Violence escalating in south Sudan, warns national church leader



Fredrick Nzwili

Rev. Ramadan Chan Liol. Photo © Fredrick Nzwili / ENI

Nairobi (ENI). Violence in southern Sudan is rife, with many women, children and the elderly among the victims, the new head of the Sudan Council of Churches, the Rev. Ramadan Chan Liol, has warned.

Chan urged those responsible for the violence to cease their actions immediately in the south of the country, where four years ago an accord known as the Comprehensive Peace Agreement ended 21 years of civil war.

"The violence is getting serious," Chan, a Baptist minister, told Ecumenical News International in Nairobi on 23 September. "The worse thing is that there are killings of children, women and elderly people."

Chan was elected general secretary of the Sudan Council of Churches in August 2009. He spoke to ENI three days after about 100 people were killed in Duk, a county in Jonglie state in southern Sudan. The killings were blamed on fighters from the Lou Nuer ethnic group who have clashed with members of the Murle group.

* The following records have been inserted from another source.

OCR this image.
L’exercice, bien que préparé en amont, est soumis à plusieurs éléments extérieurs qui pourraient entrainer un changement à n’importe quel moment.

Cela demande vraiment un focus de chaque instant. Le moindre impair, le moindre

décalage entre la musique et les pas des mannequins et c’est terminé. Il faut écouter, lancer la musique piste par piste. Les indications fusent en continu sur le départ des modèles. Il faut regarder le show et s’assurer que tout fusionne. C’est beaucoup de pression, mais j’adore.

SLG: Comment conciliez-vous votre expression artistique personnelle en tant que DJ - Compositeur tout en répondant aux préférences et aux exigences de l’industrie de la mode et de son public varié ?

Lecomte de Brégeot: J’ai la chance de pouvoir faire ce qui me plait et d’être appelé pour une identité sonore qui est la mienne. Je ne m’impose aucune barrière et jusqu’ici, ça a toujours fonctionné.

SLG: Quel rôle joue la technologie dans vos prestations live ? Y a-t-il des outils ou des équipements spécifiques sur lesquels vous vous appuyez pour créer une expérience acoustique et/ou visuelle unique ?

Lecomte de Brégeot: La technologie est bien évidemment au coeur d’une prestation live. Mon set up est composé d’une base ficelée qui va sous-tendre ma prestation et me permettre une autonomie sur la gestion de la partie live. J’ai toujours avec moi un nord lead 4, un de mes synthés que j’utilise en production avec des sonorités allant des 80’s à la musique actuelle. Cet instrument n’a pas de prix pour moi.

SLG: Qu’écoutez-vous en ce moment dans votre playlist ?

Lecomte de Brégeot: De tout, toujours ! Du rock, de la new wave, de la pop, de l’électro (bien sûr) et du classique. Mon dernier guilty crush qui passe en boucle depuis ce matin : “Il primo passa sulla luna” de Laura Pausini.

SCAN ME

Chan said church leaders in the south believed members of the central government from the north were arming militias in the region.

"They are trained, transported and attached to tribal groups," said Chan, noting that the country's council of churches was planning to work with ethnic groups, government officials and church leaders to identify the killers.

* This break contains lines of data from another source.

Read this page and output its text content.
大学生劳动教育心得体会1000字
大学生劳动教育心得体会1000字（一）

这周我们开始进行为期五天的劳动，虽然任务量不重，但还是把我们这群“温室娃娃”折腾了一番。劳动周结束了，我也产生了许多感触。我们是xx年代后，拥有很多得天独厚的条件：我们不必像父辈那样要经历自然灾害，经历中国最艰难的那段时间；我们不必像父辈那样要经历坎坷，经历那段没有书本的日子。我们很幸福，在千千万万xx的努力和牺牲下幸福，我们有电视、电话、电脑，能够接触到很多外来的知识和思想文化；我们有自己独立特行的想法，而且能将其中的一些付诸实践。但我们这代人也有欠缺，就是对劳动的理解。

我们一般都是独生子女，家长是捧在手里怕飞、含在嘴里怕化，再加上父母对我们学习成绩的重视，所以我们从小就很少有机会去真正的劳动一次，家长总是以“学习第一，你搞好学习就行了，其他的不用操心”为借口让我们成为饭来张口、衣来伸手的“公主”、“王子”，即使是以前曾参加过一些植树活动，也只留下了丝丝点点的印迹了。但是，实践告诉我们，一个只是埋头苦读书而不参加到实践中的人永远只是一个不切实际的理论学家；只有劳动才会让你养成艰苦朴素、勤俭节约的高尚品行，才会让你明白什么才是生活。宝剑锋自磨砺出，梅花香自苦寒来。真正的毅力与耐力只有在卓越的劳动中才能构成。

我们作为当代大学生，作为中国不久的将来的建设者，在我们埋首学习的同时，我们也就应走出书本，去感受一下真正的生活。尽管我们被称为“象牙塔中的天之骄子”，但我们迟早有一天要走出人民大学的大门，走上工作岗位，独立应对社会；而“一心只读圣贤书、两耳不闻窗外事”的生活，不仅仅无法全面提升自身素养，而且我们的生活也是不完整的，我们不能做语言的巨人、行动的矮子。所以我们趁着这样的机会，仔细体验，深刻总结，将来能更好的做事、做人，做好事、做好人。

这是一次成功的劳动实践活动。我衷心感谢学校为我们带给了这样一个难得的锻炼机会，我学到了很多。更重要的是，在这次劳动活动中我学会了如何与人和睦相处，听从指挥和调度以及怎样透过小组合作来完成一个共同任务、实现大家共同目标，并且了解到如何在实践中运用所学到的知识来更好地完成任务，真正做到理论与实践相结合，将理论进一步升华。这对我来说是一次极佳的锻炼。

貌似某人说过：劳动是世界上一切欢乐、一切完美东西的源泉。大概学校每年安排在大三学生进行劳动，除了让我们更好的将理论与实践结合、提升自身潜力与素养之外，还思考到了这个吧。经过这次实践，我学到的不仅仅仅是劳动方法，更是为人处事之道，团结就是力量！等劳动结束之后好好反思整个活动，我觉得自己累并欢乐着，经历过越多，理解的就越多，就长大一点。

He explained that some political leaders from Sudan's north want to destabilise the southern region so that it will be unable to take part in scheduled April 2010 general elections, as well as in a 2012 referendum. The referendum will determine whether the mainly Christian and animist south would break away from the mainly Arab and Islamic north.

Chan said many in the north thought that the election and referendum will not be in their interests. "It may lead to the secession of the people in southern Sudan, southern Blue Nile and southern Kordofan," said Chan. "The central government is not in favour of secession or something like it. The longer they keep it [the south] the better [for them]."

The southern region of Sudan had enjoyed relative peace following a 2005 accord signed in Nairobi between the northern-based government and the former rebel Sudan People's Liberation Movement. Some analysts say the recent attacks were intended to derail the peace pact.

Separately, the main governing body of the World Council of Churches, its central committee, at a meeting in Geneva on 2 September appealed to the government of Sudan, "to actively show its commitment to justice and peace by honouring the statements and agreements it has signed." A WCC resolution "urges African nations and the international community, both individually as well as through organizations such as the African Union, the Arab League and the United Nations, to continue to support the peace process through constructive dialogue with all parties involved in the conflict."